Unciphered CEO still hopeful for chance to unlock $230M in bitcoin
The CEO of a crypto recovery firm that claims to hold the secret to recovering more than $230 million in locked bitcoin says the company is still hoping to persuade its reluctant owner to accept its offer.
The crypto in question is allegedly stored on a ‘military-grade’ IronKey hard drive and is currently locked away in a Swiss vault. This type of drive gives users just 10 password attempts before self-destructing and rendering anything stored on it lost forever.
The drive’s owner, Swiss crypto entrepreneur Stefan Thomas, has reportedly used up eight of these attempts. However, despite Seattle-based Unciphered saying it has cracked drives similar to this one in mere hours, Thomas has turned down its offer of help due to him already having a number of ‘handshake deals’ with other specialists.
Unciphered CEO Eric Michaud spoke to Protos about the offer and how, despite receiving no response from an open letter to Thomas, it hopes to persuade him to trust its technology.
“We’ve done a great deal of work to crack the IronKey, and even more so to make the attack replicable and safe,” said Michaud. “So, when Stefan didn’t match our enthusiasm it was a disappointment. We’re still hopeful he’ll come around. We’re excited to help him.”
According to Michaud, after nearly eight months of research, his company is incredibly confident that it can crack the drive. He also believes that it’s not too late for Thomas to change his mind about who he wants to retrieve his locked fortune.
“We’ve spent a great deal of time and energy building this attack specifically for his IronKey, and have done so in such a way that we’re extremely confident in both the process and the outcome,” he said.
“Stefan hasn’t hired anybody yet. He has two ‘handshake deals’ with two teams – both of which we’ve been in touch with – and there has been little or no work done.

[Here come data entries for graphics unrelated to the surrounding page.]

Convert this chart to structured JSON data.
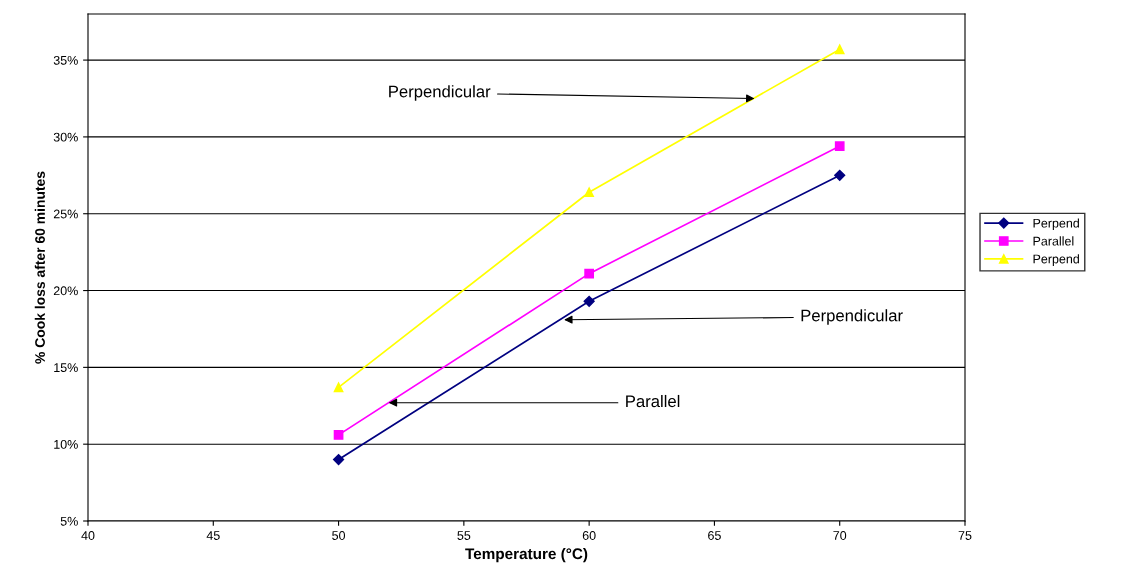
{
  "chart_data": {
    "type": "line",
    "xlabel": "Temperature (°C)",
    "ylabel": "% Cook loss after 60 minutes",
    "x": [
      50,
      60,
      70
    ],
    "series": [
      {
        "name": "Perpend",
        "color": "#000080",
        "marker": "diamond",
        "values": [
          9.0,
          19.3,
          27.5
        ]
      },
      {
        "name": "Parallel",
        "color": "#ff00ff",
        "marker": "square",
        "values": [
          10.6,
          21.1,
          29.4
        ]
      },
      {
        "name": "Perpend",
        "color": "#ffff00",
        "marker": "triangle",
        "values": [
          13.7,
          26.4,
          35.7
        ]
      }
    ],
    "xlim": [
      40,
      75
    ],
    "xticks": [
      40,
      45,
      50,
      55,
      60,
      65,
      70,
      75
    ],
    "ylim": [
      5,
      38
    ],
    "yticks": [
      {
        "value": 5,
        "label": "5%"
      },
      {
        "value": 10,
        "label": "10%"
      },
      {
        "value": 15,
        "label": "15%"
      },
      {
        "value": 20,
        "label": "20%"
      },
      {
        "value": 25,
        "label": "25%"
      },
      {
        "value": 30,
        "label": "30%"
      },
      {
        "value": 35,
        "label": "35%"
      }
    ],
    "grid": "y",
    "legend": "right",
    "line_style": "solid",
    "annotations": [
      {
        "text": "Perpendicular",
        "x": 66.6,
        "y": 32.5
      },
      {
        "text": "Perpendicular",
        "x": 59,
        "y": 18.1
      },
      {
        "text": "Parallel",
        "x": 52,
        "y": 12.7
      }
    ]
  }
}
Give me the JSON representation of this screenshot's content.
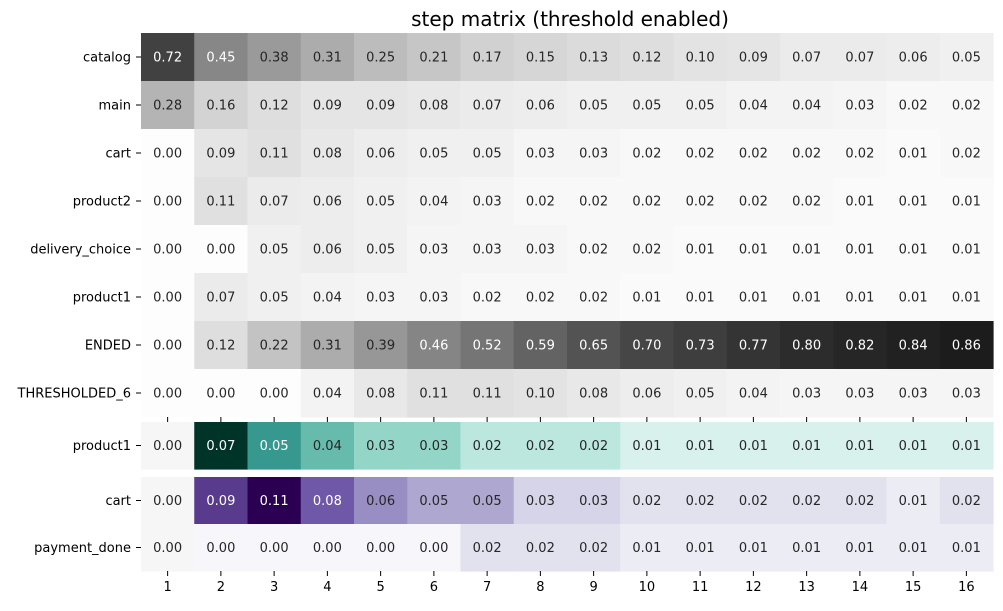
{
  "chart_data": {
    "type": "heatmap",
    "title": "step matrix (threshold enabled)",
    "xlabel": "",
    "ylabel": "",
    "columns": [
      "1",
      "2",
      "3",
      "4",
      "5",
      "6",
      "7",
      "8",
      "9",
      "10",
      "11",
      "12",
      "13",
      "14",
      "15",
      "16"
    ],
    "colorbar": false,
    "panels": [
      {
        "colormap": "greys",
        "vmin": 0,
        "vmax": 0.86,
        "rows": [
          {
            "label": "catalog",
            "values": [
              0.72,
              0.45,
              0.38,
              0.31,
              0.25,
              0.21,
              0.17,
              0.15,
              0.13,
              0.12,
              0.1,
              0.09,
              0.07,
              0.07,
              0.06,
              0.05
            ]
          },
          {
            "label": "main",
            "values": [
              0.28,
              0.16,
              0.12,
              0.09,
              0.09,
              0.08,
              0.07,
              0.06,
              0.05,
              0.05,
              0.05,
              0.04,
              0.04,
              0.03,
              0.02,
              0.02
            ]
          },
          {
            "label": "cart",
            "values": [
              0.0,
              0.09,
              0.11,
              0.08,
              0.06,
              0.05,
              0.05,
              0.03,
              0.03,
              0.02,
              0.02,
              0.02,
              0.02,
              0.02,
              0.01,
              0.02
            ]
          },
          {
            "label": "product2",
            "values": [
              0.0,
              0.11,
              0.07,
              0.06,
              0.05,
              0.04,
              0.03,
              0.02,
              0.02,
              0.02,
              0.02,
              0.02,
              0.02,
              0.01,
              0.01,
              0.01
            ]
          },
          {
            "label": "delivery_choice",
            "values": [
              0.0,
              0.0,
              0.05,
              0.06,
              0.05,
              0.03,
              0.03,
              0.03,
              0.02,
              0.02,
              0.01,
              0.01,
              0.01,
              0.01,
              0.01,
              0.01
            ]
          },
          {
            "label": "product1",
            "values": [
              0.0,
              0.07,
              0.05,
              0.04,
              0.03,
              0.03,
              0.02,
              0.02,
              0.02,
              0.01,
              0.01,
              0.01,
              0.01,
              0.01,
              0.01,
              0.01
            ]
          },
          {
            "label": "ENDED",
            "values": [
              0.0,
              0.12,
              0.22,
              0.31,
              0.39,
              0.46,
              0.52,
              0.59,
              0.65,
              0.7,
              0.73,
              0.77,
              0.8,
              0.82,
              0.84,
              0.86
            ]
          },
          {
            "label": "THRESHOLDED_6",
            "values": [
              0.0,
              0.0,
              0.0,
              0.04,
              0.08,
              0.11,
              0.11,
              0.1,
              0.08,
              0.06,
              0.05,
              0.04,
              0.03,
              0.03,
              0.03,
              0.03
            ]
          }
        ]
      },
      {
        "colormap": "teal",
        "vmin": 0,
        "vmax": 0.07,
        "rows": [
          {
            "label": "product1",
            "values": [
              0.0,
              0.07,
              0.05,
              0.04,
              0.03,
              0.03,
              0.02,
              0.02,
              0.02,
              0.01,
              0.01,
              0.01,
              0.01,
              0.01,
              0.01,
              0.01
            ]
          }
        ]
      },
      {
        "colormap": "purple",
        "vmin": 0,
        "vmax": 0.11,
        "rows": [
          {
            "label": "cart",
            "values": [
              0.0,
              0.09,
              0.11,
              0.08,
              0.06,
              0.05,
              0.05,
              0.03,
              0.03,
              0.02,
              0.02,
              0.02,
              0.02,
              0.02,
              0.01,
              0.02
            ]
          },
          {
            "label": "payment_done",
            "values": [
              0.0,
              0.0,
              0.0,
              0.0,
              0.0,
              0.0,
              0.02,
              0.02,
              0.02,
              0.01,
              0.01,
              0.01,
              0.01,
              0.01,
              0.01,
              0.01
            ]
          }
        ]
      }
    ],
    "colors": {
      "first_column": "#f6f6f6",
      "greys": [
        "#fdfdfd",
        "#1c1c1c"
      ],
      "teal": [
        "#f0f8f6",
        "#c6ebe5",
        "#7ecdbc",
        "#2a8f88",
        "#013428"
      ],
      "purple": [
        "#f7f6fb",
        "#dadaeb",
        "#a49cca",
        "#6a51a3",
        "#2b0052"
      ]
    }
  }
}
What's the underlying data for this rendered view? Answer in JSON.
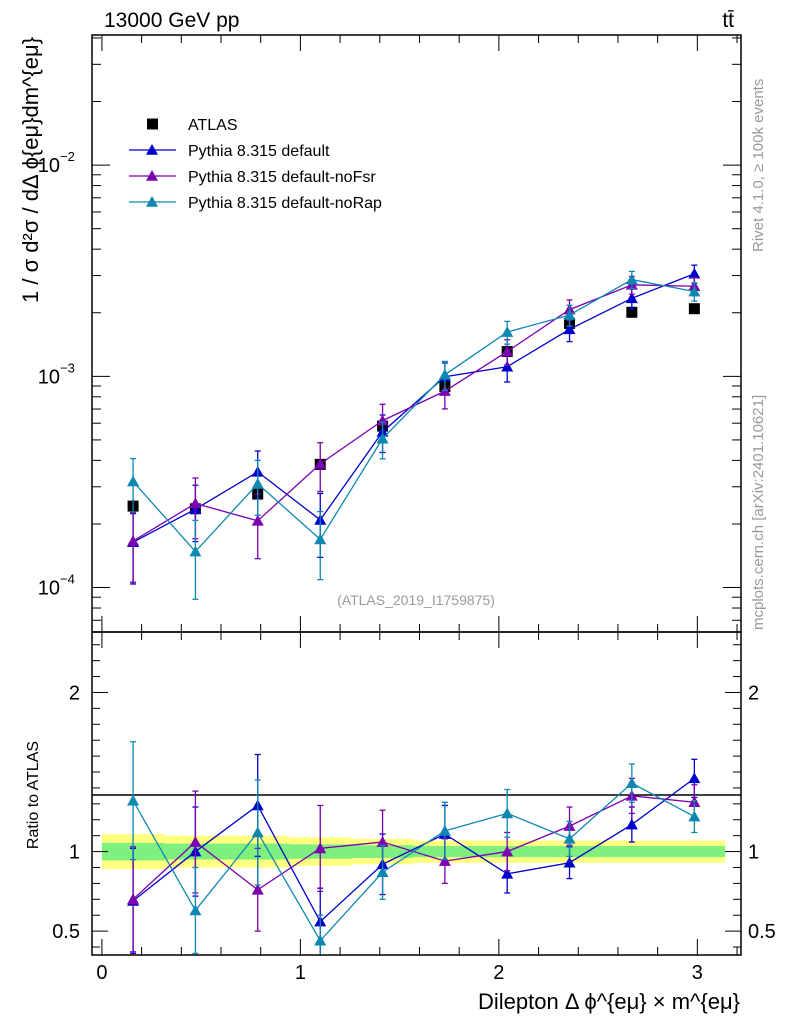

“He should trust us because we’ve cracked multiple IronKeys.”
Startup says it can access $235M in locked bitcoin — but owner says ‘no thanks’
Unciphered has cracked some of the most popular crypto wallets
As detailed by Michaud, in addition to cracking multiple IronKeys, his company has also helped clients retrieve previously inaccessible crypto from a number of other well-known types of drives.
“The research and development that’s gone into cracking the IronKey was a result of the same expertise that led to us cracking the Trezor T and OneKey wallets, as well as other wallets we haven’t disclosed,” he says.
“We’re a team of advanced cryptographers, mathematicians, data science and cybersecurity professionals, and our business is getting people back into their devices – which requires being able to crack a range of different drives.”
According to Michaud, so far, the reaction from the crypto industry at large has been “pretty positive.”
“Obviously, nobody wants thousands of BTC dumped onto the market,” he told Protos, “but it’s important to recognize that this is thousands of bitcoin currently out of the system.
“Every cryptocurrency holder should be able to transact with (or at least have access to) their crypto. Mistakes happen. People forget passwords. Cryptocurrency security is a double-edged sword, and we want to make sure that everybody — and we KYC to make sure that they’re the actual owner — has access to their funds.”
Protos also reached out to Stefan to discover more about his current ‘handshake deals’ and to find out if he has any plans to work with Unciphered in the future. However, we were told that “in order to protect the safety and privacy of everyone involved in the recovery effort, I am unable to comment publicly until after the recovery is done.”